Eu sabia que era inútil, mas algo em mim não queria desistir de reanimá-lo e foi o que fiz durante os minutos seguintes, até desistir e aceitar a realidade, a dura realidade.

Senti as lágrimas caírem ao olhar para o meu amigo morto, a quem abracei sem acreditar no que tinha acontecido.

Khara[8]! Khara! Kharaaa!!! — urrei de frustração, de raiva e muita dor.

Desde o início acreditei que fosse apenas mais um exagero dele e não a viagem final.

Umayr começou a soluçar no quarto quando me ouviu blasfemar alto e foi aquele som que me fez despertar da letargia da morte de Kaliq. Levantei-me, peguei um dos roupões pendurados na parede e o cobri com cuidado.

Nunca desejei tanto que aquilo fosse apenas mais uma das brincadeiras de Kaliq, da qual íamos rir muito depois.

Virei-me para sair do banheiro e vi o meu reflexo no espelho do lavatório, as lágrimas marcando o meu rosto. Exceto na morte do meu avô, nunca chorei na minha vida. O príncipe herdeiro de Tamrah não chorava.

Engoli a tristeza com dificuldade, lavei as mãos, o rosto e me recompus, olhando pela última vez para Kaliq antes de sair e fechar a porta.

Abbas estava pálido, mas em pé. Umayr estava sentado na cama com o rosto afundado nas mãos, soluçando sem parar.

— Ninguém pode saber o que aconteceu até falarmos com o pai dele. A família vai tomar as providências legais. Finjam que está tudo bem e coloquem todo mundo para fora desta casa. Procurem o Mubarak e digam a ele que venha aqui falar comigo. Vou ligar para o pai de Kaliq.

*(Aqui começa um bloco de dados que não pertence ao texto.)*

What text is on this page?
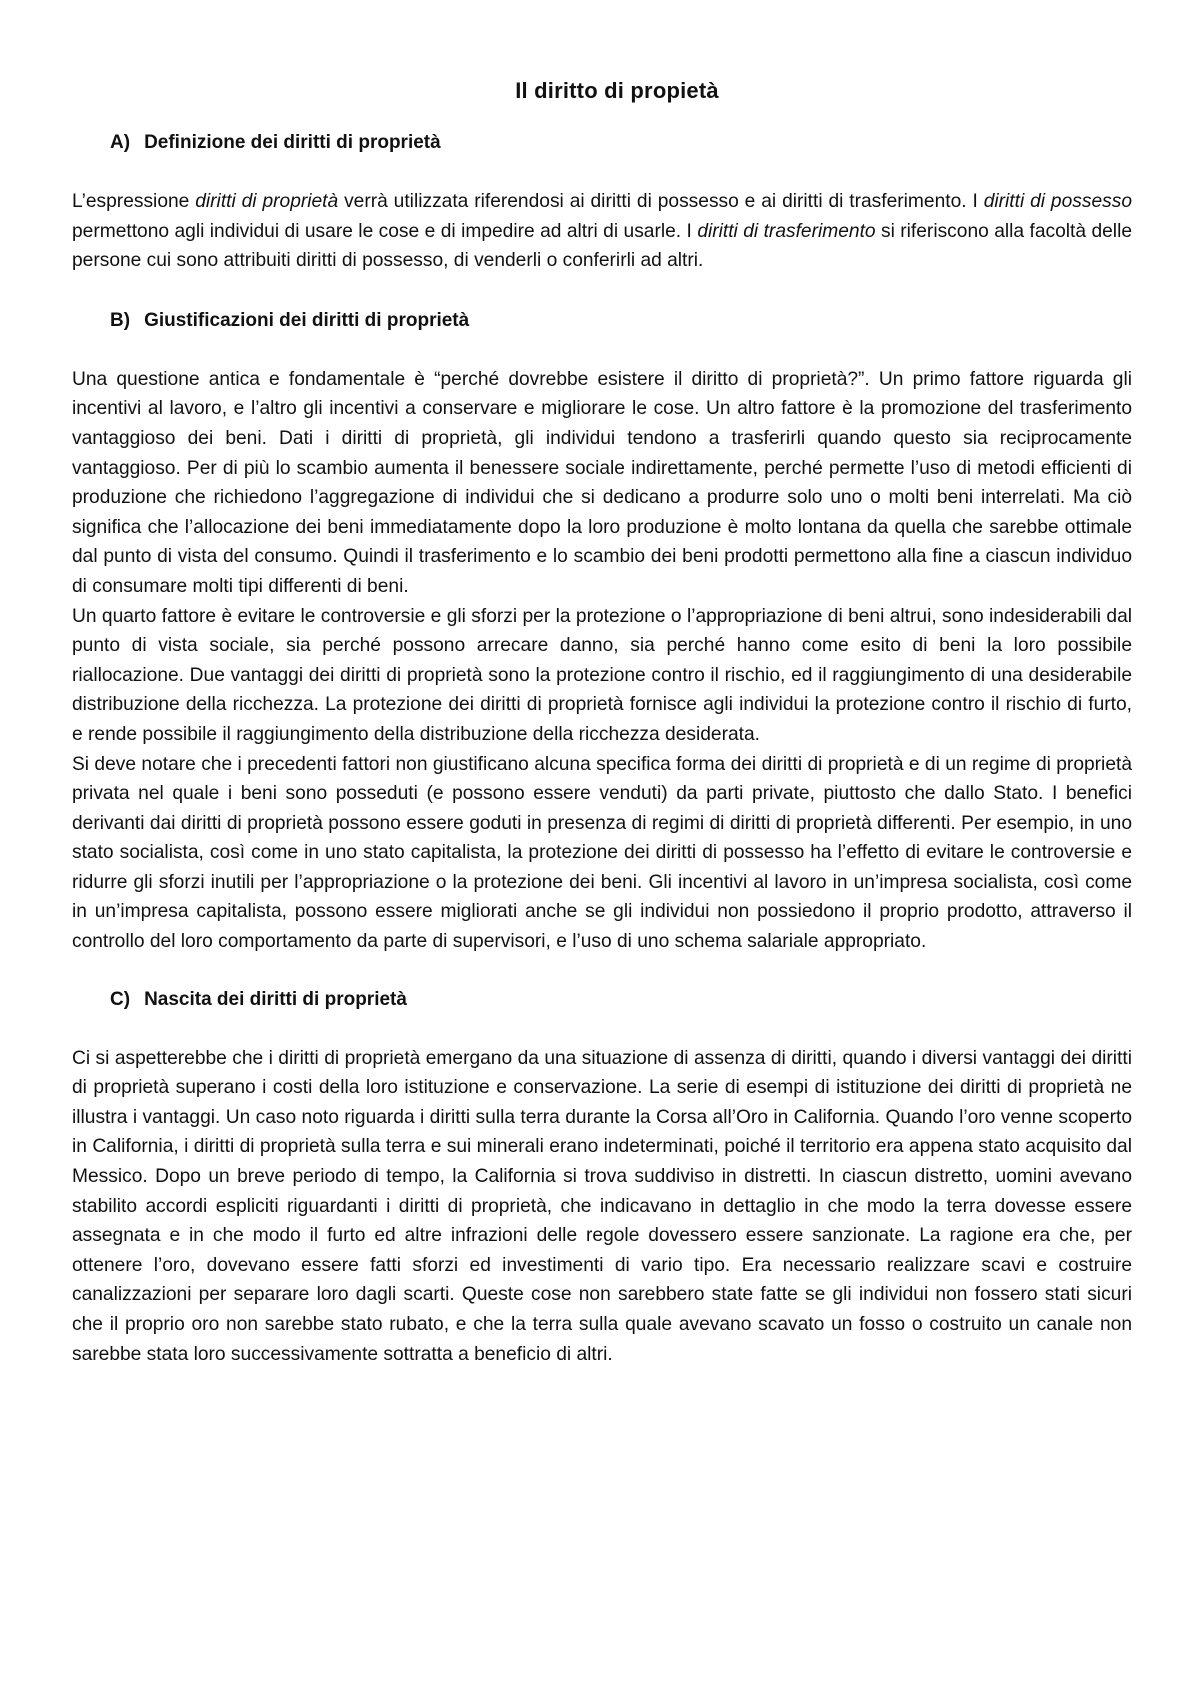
Il diritto di propietà
A) Definizione dei diritti di proprietà

L’espressione diritti di proprietà verrà utilizzata riferendosi ai diritti di possesso e ai diritti di trasferimento. I diritti di possesso permettono agli individui di usare le cose e di impedire ad altri di usarle. I diritti di trasferimento si riferiscono alla facoltà delle persone cui sono attribuiti diritti di possesso, di venderli o conferirli ad altri.

B) Giustificazioni dei diritti di proprietà

Una questione antica e fondamentale è “perché dovrebbe esistere il diritto di proprietà?”. Un primo fattore riguarda gli incentivi al lavoro, e l’altro gli incentivi a conservare e migliorare le cose. Un altro fattore è la promozione del trasferimento vantaggioso dei beni. Dati i diritti di proprietà, gli individui tendono a trasferirli quando questo sia reciprocamente vantaggioso. Per di più lo scambio aumenta il benessere sociale indirettamente, perché permette l’uso di metodi efficienti di produzione che richiedono l’aggregazione di individui che si dedicano a produrre solo uno o molti beni interrelati. Ma ciò significa che l’allocazione dei beni immediatamente dopo la loro produzione è molto lontana da quella che sarebbe ottimale dal punto di vista del consumo. Quindi il trasferimento e lo scambio dei beni prodotti permettono alla fine a ciascun individuo di consumare molti tipi differenti di beni.

Un quarto fattore è evitare le controversie e gli sforzi per la protezione o l’appropriazione di beni altrui, sono indesiderabili dal punto di vista sociale, sia perché possono arrecare danno, sia perché hanno come esito di beni la loro possibile riallocazione. Due vantaggi dei diritti di proprietà sono la protezione contro il rischio, ed il raggiungimento di una desiderabile distribuzione della ricchezza. La protezione dei diritti di proprietà fornisce agli individui la protezione contro il rischio di furto, e rende possibile il raggiungimento della distribuzione della ricchezza desiderata.

Si deve notare che i precedenti fattori non giustificano alcuna specifica forma dei diritti di proprietà e di un regime di proprietà privata nel quale i beni sono posseduti (e possono essere venduti) da parti private, piuttosto che dallo Stato. I benefici derivanti dai diritti di proprietà possono essere goduti in presenza di regimi di diritti di proprietà differenti. Per esempio, in uno stato socialista, così come in uno stato capitalista, la protezione dei diritti di possesso ha l’effetto di evitare le controversie e ridurre gli sforzi inutili per l’appropriazione o la protezione dei beni. Gli incentivi al lavoro in un’impresa socialista, così come in un’impresa capitalista, possono essere migliorati anche se gli individui non possiedono il proprio prodotto, attraverso il controllo del loro comportamento da parte di supervisori, e l’uso di uno schema salariale appropriato.

C) Nascita dei diritti di proprietà

Ci si aspetterebbe che i diritti di proprietà emergano da una situazione di assenza di diritti, quando i diversi vantaggi dei diritti di proprietà superano i costi della loro istituzione e conservazione. La serie di esempi di istituzione dei diritti di proprietà ne illustra i vantaggi. Un caso noto riguarda i diritti sulla terra durante la Corsa all’Oro in California. Quando l’oro venne scoperto in California, i diritti di proprietà sulla terra e sui minerali erano indeterminati, poiché il territorio era appena stato acquisito dal Messico. Dopo un breve periodo di tempo, la California si trova suddiviso in distretti. In ciascun distretto, uomini avevano stabilito accordi espliciti riguardanti i diritti di proprietà, che indicavano in dettaglio in che modo la terra dovesse essere assegnata e in che modo il furto ed altre infrazioni delle regole dovessero essere sanzionate. La ragione era che, per ottenere l’oro, dovevano essere fatti sforzi ed investimenti di vario tipo. Era necessario realizzare scavi e costruire canalizzazioni per separare loro dagli scarti. Queste cose non sarebbero state fatte se gli individui non fossero stati sicuri che il proprio oro non sarebbe stato rubato, e che la terra sulla quale avevano scavato un fosso o costruito un canale non sarebbe stata loro successivamente sottratta a beneficio di altri.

Antes, eu teria de ligar para o meu próprio pai e contar o que havia acontecido, o que me fez suspirar pesadamente. Apesar de não ter culpa na morte de Kaliq, eu me sentia culpado e sabia que todos em Tamrah iam achar o mesmo por não ter evitado a morte do meu melhor amigo. Era justo que achassem aquilo, uma vez que eu não era inocente, já que estava na mesma festa e consumi o mesmo que ele.

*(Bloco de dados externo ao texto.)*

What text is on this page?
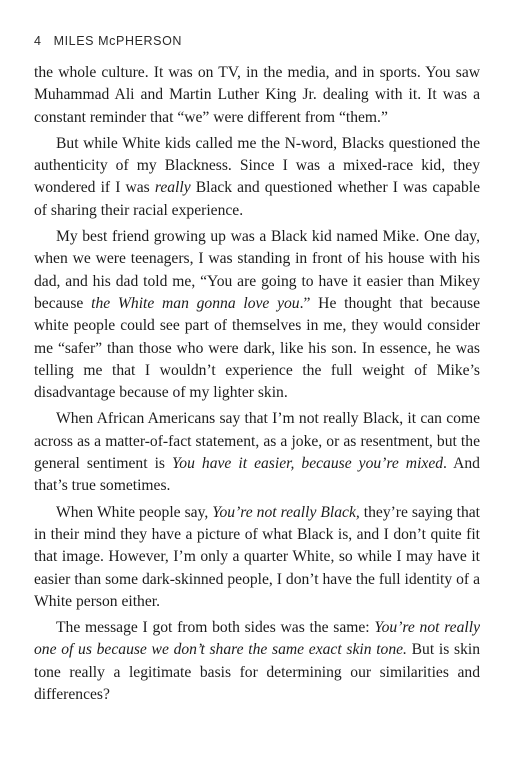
4 MILES McPHERSON

the whole culture. It was on TV, in the media, and in sports. You saw Muhammad Ali and Martin Luther King Jr. dealing with it. It was a constant reminder that “we” were different from “them.”

But while White kids called me the N-word, Blacks questioned the authenticity of my Blackness. Since I was a mixed-race kid, they wondered if I was really Black and questioned whether I was capable of sharing their racial experience.

My best friend growing up was a Black kid named Mike. One day, when we were teenagers, I was standing in front of his house with his dad, and his dad told me, “You are going to have it easier than Mikey because the White man gonna love you.” He thought that because white people could see part of themselves in me, they would consider me “safer” than those who were dark, like his son. In essence, he was telling me that I wouldn’t experience the full weight of Mike’s disadvantage because of my lighter skin.

When African Americans say that I’m not really Black, it can come across as a matter-of-fact statement, as a joke, or as resentment, but the general sentiment is You have it easier, because you’re mixed. And that’s true sometimes.

When White people say, You’re not really Black, they’re saying that in their mind they have a picture of what Black is, and I don’t quite fit that image. However, I’m only a quarter White, so while I may have it easier than some dark-skinned people, I don’t have the full identity of a White person either.

The message I got from both sides was the same: You’re not really one of us because we don’t share the same exact skin tone. But is skin tone really a legitimate basis for determining our similarities and differences?
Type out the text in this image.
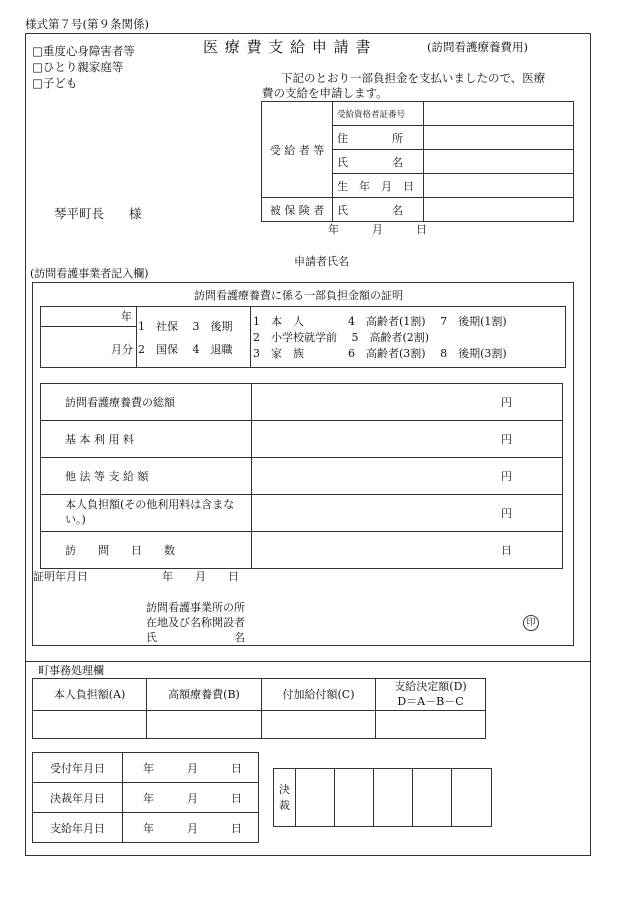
様式第７号(第９条関係)
医 療 費 支 給 申 請 書	(訪問看護療養費用)
□重度心身障害者等
□ひとり親家庭等
□子ども	下記のとおり一部負担金を支払いましたので、医療
費の支給を申請します。
受 給 者 等	受給資格者証番号	
	住　　　　所	
	氏　　　　名	
	生　年　月　日	
被 保 険 者	氏　　　　名	
琴平町長　　様
年　　　月　　　日
申請者氏名
(訪問看護事業者記入欄)
訪問看護療養費に係る一部負担金額の証明
年
月分
1　社保　 3　後期
2　国保　 4　退職
1　本　人　　　　4　高齢者(1割)　 7　後期(1割)
2　小学校就学前　 5　高齢者(2割)
3　家　族　　　　6　高齢者(3割)　 8　後期(3割)
訪問看護療養費の総額	円
基 本 利 用 料	円
他 法 等 支 給 額	円
本人負担額(その他利用料は含まな
い。)	円
訪　　問　　日　　数	日
証明年月日	年　　月　　日
訪問看護事業所の所
在地及び名称開設者
氏　　　　　　　名
印
町事務処理欄
本人負担額(A)	高額療養費(B)	付加給付額(C)	支給決定額(D)
D＝A－B－C

受付年月日	年　　　月　　　日
決裁年月日	年　　　月　　　日
支給年月日	年　　　月　　　日
決
裁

Ninguém precisou chamar o Mubarak. Ele entrou no quarto com a aparência de quem já estava pronto para começar um novo dia.

— Até que enfim o encontrei, Majdan. — Aproximou-se sorrindo. — Fui atrás de você no quarto, mas apenas as garotas estavam lá. As duas mais gostosas da festa, diga-se de passagem. Que noitada você deve ter tido.

Ele parou de falar quando notou a minha cara fechada. Olhou para Abbas e Umayr, que tinham os olhos vermelhos de tanto chorar. 

— Mas que cara é essa a de vocês? — comentou com divertimento. — Parece até que morreu alguém.

Abbas e Umayr olharam para mim, em tensa expectativa.

— O que você ofereceu para Kaliq ontem à noite? Algo novo?

Mubarak franziu a testa, estranhando a minha pergunta.

— O de sempre. O mesmo que nós usamos. Por quê? — Analisou a nossa expressão séria e só então notou a falta de Kaliq no quarto. — Já percebi tudo. Ele passou mal e está no banheiro. Não se preocupem, vou falar com ele.

Deixei que entrasse no banheiro, fazendo um gesto para Abbas e Umayr permanecerem onde estavam. Não demorou muito para Mubarak voltar ao quarto com o horror estampado na cara.

— Ele está morto!

— O que você lhe ofereceu? — insisti na pergunta. — Não foi “o de sempre” que fez aquilo com ele.

Mubarak era o único que trazia as drogas para consumirmos, compradas de um fornecedor que nenhum de nós conhecia.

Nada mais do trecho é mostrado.